Why Carlsen and Jones like it: If you’ve downloaded video content on your phone, then it’s likely you’ve used technology developed by Akamai. It works on the back end of servers and data centers, finding the fastest paths to distribute high-definition videos or apps to mobile devices.
While telecom service providers such as AT&T can do this, Akamai’s expertise and established technology encourage the telecoms to outsource the process, says Carlsen. “The company is in the best position to take advantage” of the increasing amount of content streamed to mobile devices, he believes.
Why Carlsen and Jones like it: This newly public company has developed a portable oxygen machine, as light as five pounds, that can produce the same airflow as a home machine that weighs 10 times as much. Since the number of Americans over 65 is expected to nearly double by 2030, Jones believes Inogen’s machines will become an important technology. Inogen, she says, can grow 20% to 30% annually for the next five years.
The strategy: Finding value in ultra-small packages. One might think there are no bargains left in smaller stocks after their recent run-up. Not Bill Hench, who runs this value fund with lead manager Buzz Zaino. Hench looks for companies that have had hits to earnings because of bad management decisions or poor luck, tending to focus on ultra-small companies. The average stock market value of companies Opportunity holds is $739 million, less than half that of the average small-cap stock. Many of these smaller stocks “are still on sale,” says Hench, because investors tend to avoid these riskier companies.
With these small firms come big swings in stock price. The fund fell 13% in 2011, for example, while rising 44% in 2013. Over the past three years it has returned 20.1% annually, vs. 17.8% for the Russell 2000 Value index.
Hench and Zaino often invest in secondary stock offerings or underperforming IPOs. If a company fails to meet initial expectations, the price can fall dramatically. “We take advantage of that,” says Hench.
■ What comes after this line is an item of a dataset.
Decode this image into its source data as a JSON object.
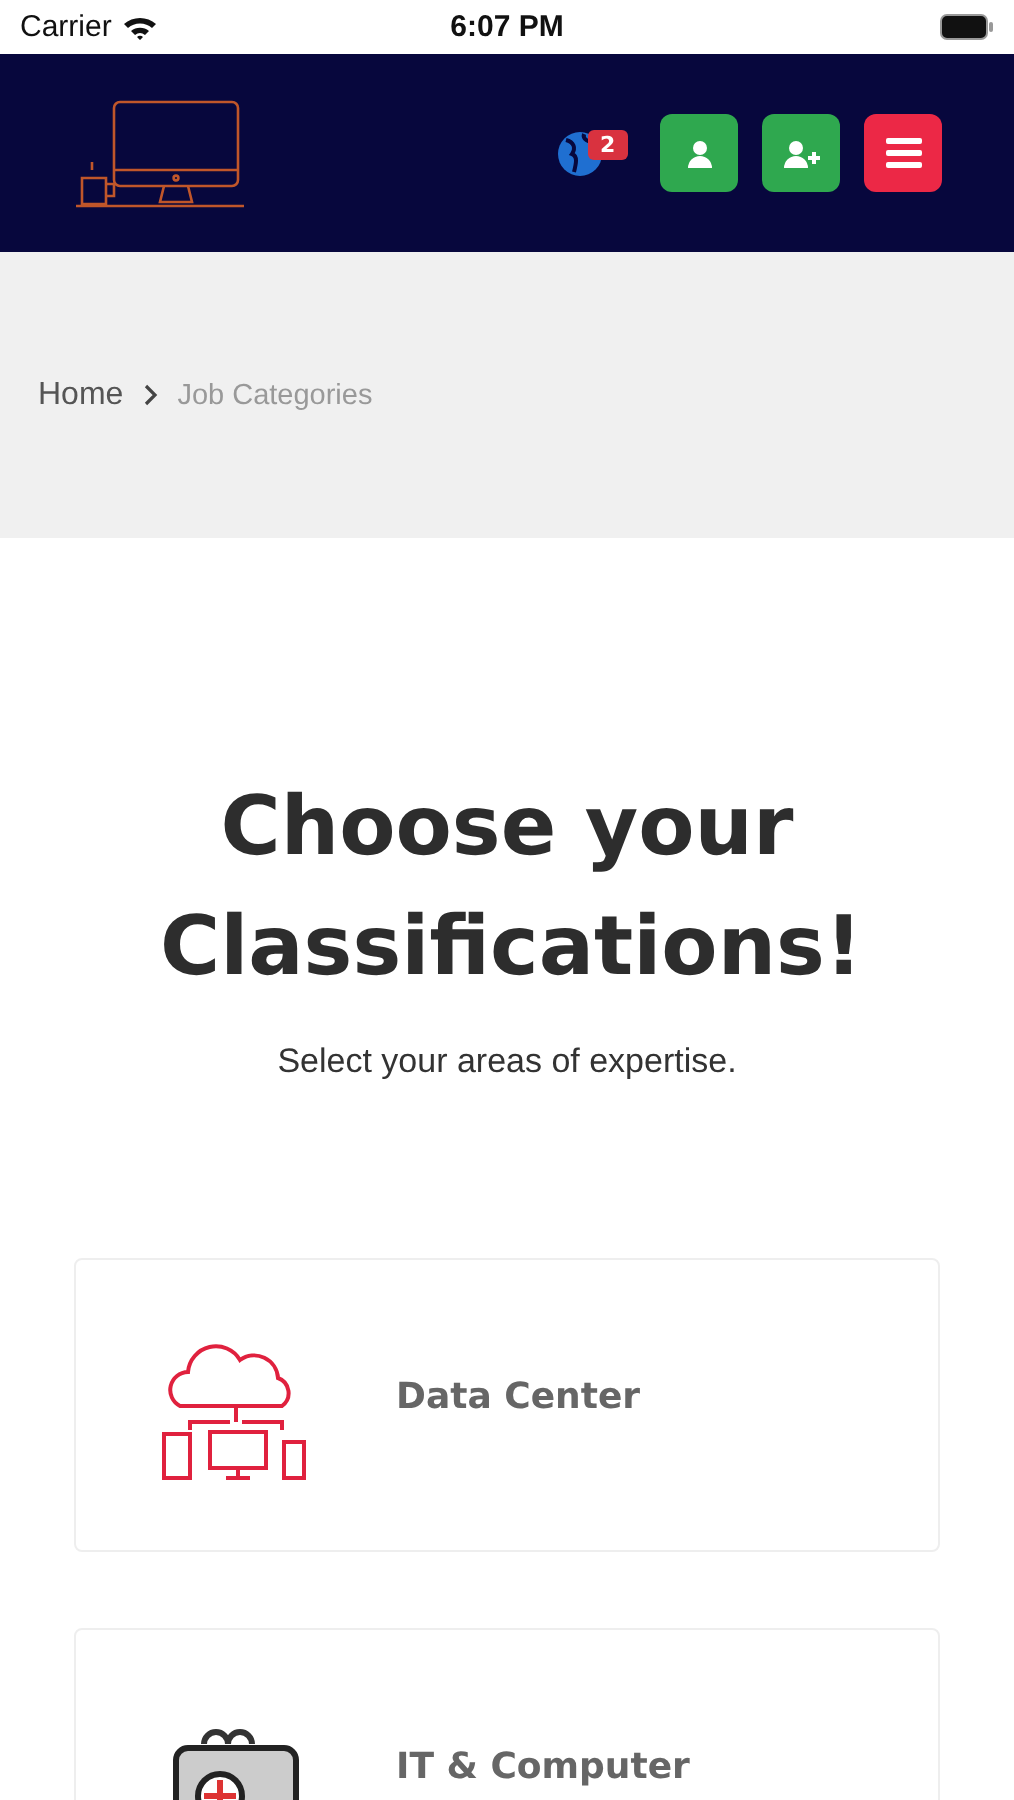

Next: Hench’s three stock picks
Why Hench likes it: This chain of boating supplies and accessories has had operational problems, including poor pricing, says Hench. New management is better targeting customers with noncore products such as footwear and apparel, which are now 16.5% of sales, up from 13.9% in 2011. Lower gas prices also help the bottom line. Hench thinks earnings will double by 2017, lifting the stock to $22.
Why Hench likes it: A marketer of workplace ID systems, Identiv completed a $15-a-share secondary stock offering in September. A month later, the stock fell 42%, hit by concerns about high-priced small stocks. Hench invested then, lured by Identiv’s technology and by the rep of the CEO, hired in 2013, as a turnaround specialist.
Why Hench likes it: Revenues at this maker of titanium parts for the aerospace industry sputtered in 2014, thanks to product oversupply at Boeing, one of its largest customers. That backlog has now started to clear, says Hench, which should help the stock bounce back to the mid-40s.